Andrus, who runs Bound Brook Farm and Good Companion Bakery, says he is committed to building resilient food systems both on and off of his Burroughs Hill Road farm. As part of this he is building a 39-foot, $30,000 canal barge to prove that transporting Vermont food products to critical out-of-state markets in New York City and the Lower Hudson River Valley doesn’t have to rely on fossil fuels.
“What we really need in order to have sustainable food systems is a distribution model,” Andrus said. “Even if (farmers) produce sustainably, it’s really not enough. Without equitable exchange and a resilient food distribution system, we’re only halfway there.”
The Vermont Sail Freight Project consists of Andrus, an all-volunteer group of Willowell Foundation students and other community members, and other county farmers who want their products on board the barge. It has raised more than $20,000 so far. A fundraising campaign targeted to raise $15,000 on the fundraising website Kickstarter had raised almost $10,000 at press time; Andrus is also tapping grants.
Andrus plans to take the barge on its maiden voyage in July and begin shipping to customers in New York and the Lower Hudson (who have already surfaced and expressed interest in the products) in September. Former Vermont Agriculture Secretary Roger Albee and Ripton author and environmental celebrity Bill McKibben have expressed interest in being on board the maiden voyage.
“I originally conceived of this project as a demonstration, or if you wanted to put it unkindly, you could say it was a publicity stunt,” Andrus said. “I’m trying to raise the issue of the fact that our food system is cripplingly dependent on truck transport. Even though we have, built into the history of the region, these waterways that have the ability to help support human life, we totally ignore them as part of the solution to the pressing problems of our times.”
Construction on the barge itself, which will be christened “Ceres” after the Roman goddess of agriculture, began in recent weeks in Andrus’s barn.
The 39-foot barge is made with lumber from r.k. Miles in Middlebury. Andrus said it will hold up to 12 tons, and is designed to sink less than a foot and a half in the water even at full capacity, to easily navigate shallow channels. Its flat-bottomed, boxy shape looks very different from the sailboats that one normally sees on Lake Champlain.
“It’s highly effective and it gives us generous cargo space at a low cost,” Andrus said. “We really designed it for the Champlain-Hudson trade route. It’s designed to do one thing. You would never want to take it out onto the ocean, but you would never need to.”
While setting an example is still the initial goal, Andrus believes that expanding urban markets for local and sustainable food will quickly fuel the Vermont Sail Freight Project’s growing potential.
“If it succeeds, eventually we will grow into a farmer-owned shipping and marketing cooperative,” Andrus said. “Essentially the strategy is to piggyback onto the extremely strong local and regional food markets in the Lower Hudson and New York City.”

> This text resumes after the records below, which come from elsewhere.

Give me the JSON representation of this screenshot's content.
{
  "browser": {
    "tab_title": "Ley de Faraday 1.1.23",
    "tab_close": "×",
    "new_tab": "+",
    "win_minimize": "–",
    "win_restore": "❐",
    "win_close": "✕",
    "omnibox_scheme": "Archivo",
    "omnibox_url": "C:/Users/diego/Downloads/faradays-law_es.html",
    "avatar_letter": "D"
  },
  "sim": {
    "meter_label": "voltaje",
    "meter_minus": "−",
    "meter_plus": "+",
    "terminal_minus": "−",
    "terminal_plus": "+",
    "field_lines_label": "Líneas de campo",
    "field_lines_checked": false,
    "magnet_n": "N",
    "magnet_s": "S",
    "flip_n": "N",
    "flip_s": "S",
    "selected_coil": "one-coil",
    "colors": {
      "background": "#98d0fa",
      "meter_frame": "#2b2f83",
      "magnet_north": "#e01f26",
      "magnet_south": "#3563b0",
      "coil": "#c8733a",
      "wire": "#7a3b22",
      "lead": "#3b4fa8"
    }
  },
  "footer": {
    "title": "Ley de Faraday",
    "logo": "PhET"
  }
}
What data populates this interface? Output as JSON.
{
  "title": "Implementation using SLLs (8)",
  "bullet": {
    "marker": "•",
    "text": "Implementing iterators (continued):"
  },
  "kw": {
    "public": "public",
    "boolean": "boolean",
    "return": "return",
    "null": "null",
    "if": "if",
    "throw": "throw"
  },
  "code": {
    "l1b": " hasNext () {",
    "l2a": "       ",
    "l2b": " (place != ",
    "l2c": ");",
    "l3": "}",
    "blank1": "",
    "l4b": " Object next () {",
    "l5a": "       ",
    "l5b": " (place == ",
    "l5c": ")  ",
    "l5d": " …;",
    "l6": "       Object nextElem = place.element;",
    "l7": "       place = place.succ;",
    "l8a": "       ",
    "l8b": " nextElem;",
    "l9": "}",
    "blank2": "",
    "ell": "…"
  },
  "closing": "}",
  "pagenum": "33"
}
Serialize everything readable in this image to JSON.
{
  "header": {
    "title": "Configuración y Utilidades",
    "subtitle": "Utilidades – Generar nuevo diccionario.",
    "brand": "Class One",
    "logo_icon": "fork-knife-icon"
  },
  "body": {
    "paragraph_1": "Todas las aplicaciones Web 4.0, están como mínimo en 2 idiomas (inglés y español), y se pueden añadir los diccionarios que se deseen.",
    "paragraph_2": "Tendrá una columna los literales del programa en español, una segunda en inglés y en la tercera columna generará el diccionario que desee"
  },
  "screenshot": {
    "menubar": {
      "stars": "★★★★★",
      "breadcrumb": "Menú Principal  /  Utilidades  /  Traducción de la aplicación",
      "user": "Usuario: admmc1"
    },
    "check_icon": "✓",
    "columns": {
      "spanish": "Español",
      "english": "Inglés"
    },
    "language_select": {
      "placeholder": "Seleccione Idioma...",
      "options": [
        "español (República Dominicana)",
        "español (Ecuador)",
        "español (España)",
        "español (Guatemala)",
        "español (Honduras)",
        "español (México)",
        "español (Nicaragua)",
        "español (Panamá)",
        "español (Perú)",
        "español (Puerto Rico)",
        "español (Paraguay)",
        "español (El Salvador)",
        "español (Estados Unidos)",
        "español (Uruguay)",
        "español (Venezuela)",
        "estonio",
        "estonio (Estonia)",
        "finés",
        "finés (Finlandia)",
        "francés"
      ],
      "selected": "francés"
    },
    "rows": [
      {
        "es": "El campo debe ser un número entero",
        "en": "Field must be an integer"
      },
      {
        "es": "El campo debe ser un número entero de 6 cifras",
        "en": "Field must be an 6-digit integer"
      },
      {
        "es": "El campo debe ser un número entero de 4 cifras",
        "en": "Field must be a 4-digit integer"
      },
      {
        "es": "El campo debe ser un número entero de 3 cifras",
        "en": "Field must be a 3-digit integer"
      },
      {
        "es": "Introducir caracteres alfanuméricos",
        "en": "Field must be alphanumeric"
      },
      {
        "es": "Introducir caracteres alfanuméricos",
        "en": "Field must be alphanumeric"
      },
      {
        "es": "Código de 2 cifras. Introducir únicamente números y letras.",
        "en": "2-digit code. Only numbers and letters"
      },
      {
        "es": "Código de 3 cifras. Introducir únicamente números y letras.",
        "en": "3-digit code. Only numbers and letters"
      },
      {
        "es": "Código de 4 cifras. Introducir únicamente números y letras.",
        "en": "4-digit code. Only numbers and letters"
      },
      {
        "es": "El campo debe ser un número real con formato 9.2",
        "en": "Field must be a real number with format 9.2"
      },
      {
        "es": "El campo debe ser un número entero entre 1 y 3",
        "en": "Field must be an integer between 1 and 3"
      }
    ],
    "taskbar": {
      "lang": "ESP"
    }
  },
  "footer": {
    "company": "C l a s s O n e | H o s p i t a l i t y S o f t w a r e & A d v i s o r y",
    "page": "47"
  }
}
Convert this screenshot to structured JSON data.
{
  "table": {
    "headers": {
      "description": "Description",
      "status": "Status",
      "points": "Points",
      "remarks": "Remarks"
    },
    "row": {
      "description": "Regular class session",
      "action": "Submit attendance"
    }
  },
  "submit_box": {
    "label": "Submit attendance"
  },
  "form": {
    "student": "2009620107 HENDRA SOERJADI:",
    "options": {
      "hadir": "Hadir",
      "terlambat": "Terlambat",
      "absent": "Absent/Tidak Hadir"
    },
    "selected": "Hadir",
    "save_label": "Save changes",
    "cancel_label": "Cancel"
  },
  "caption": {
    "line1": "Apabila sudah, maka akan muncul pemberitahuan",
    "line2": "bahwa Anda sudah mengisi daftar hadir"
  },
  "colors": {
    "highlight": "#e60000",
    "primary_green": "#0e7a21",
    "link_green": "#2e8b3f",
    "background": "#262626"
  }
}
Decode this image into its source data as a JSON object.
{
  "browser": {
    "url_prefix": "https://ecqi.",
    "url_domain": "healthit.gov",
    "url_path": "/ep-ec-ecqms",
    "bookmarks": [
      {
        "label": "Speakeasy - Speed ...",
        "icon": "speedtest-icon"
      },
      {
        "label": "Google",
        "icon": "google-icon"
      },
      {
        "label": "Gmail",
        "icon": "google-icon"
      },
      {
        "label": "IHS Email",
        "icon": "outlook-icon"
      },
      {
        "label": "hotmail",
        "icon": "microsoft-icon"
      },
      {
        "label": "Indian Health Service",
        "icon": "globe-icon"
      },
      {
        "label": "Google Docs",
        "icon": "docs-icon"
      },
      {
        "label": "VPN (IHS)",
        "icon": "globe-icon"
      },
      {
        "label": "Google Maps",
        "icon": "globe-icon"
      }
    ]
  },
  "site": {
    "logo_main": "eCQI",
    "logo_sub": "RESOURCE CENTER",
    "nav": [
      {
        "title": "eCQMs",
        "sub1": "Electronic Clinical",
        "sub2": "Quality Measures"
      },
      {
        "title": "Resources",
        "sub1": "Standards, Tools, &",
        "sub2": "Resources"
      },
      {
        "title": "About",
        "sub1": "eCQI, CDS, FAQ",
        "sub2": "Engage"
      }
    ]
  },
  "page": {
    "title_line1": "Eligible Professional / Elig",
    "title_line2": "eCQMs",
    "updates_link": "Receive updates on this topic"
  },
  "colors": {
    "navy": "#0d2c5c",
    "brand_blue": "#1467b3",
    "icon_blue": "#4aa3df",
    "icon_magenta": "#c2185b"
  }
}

The Ceres will carry storage crops like grains and value-added products that would keep well for the 10-day water journey. Andrus said that his research indicated that storage crops that take a lot of space to grow, especially grains, are chronically in short supply. New York City, Andrus concluded, cannot easily satisfy customer demand for regionally produced storage crops because it’s not economical to grow bulky crops near the city given how expensive the land is. In Addison County, of course, farmers have the land but not necessarily the customer base.
With middle-class urban consumers increasingly seeking “green” lifestyle choices despite their surroundings, Andrus believes that carbon-neutral food transportation has a market, and he’s getting on board early.
“If we wait for government to come up with solutions we could be waiting a long time,” he said. “But this is an example of something that we can do just with ordinary community resources and skills, that can set an example. That’s the goal.”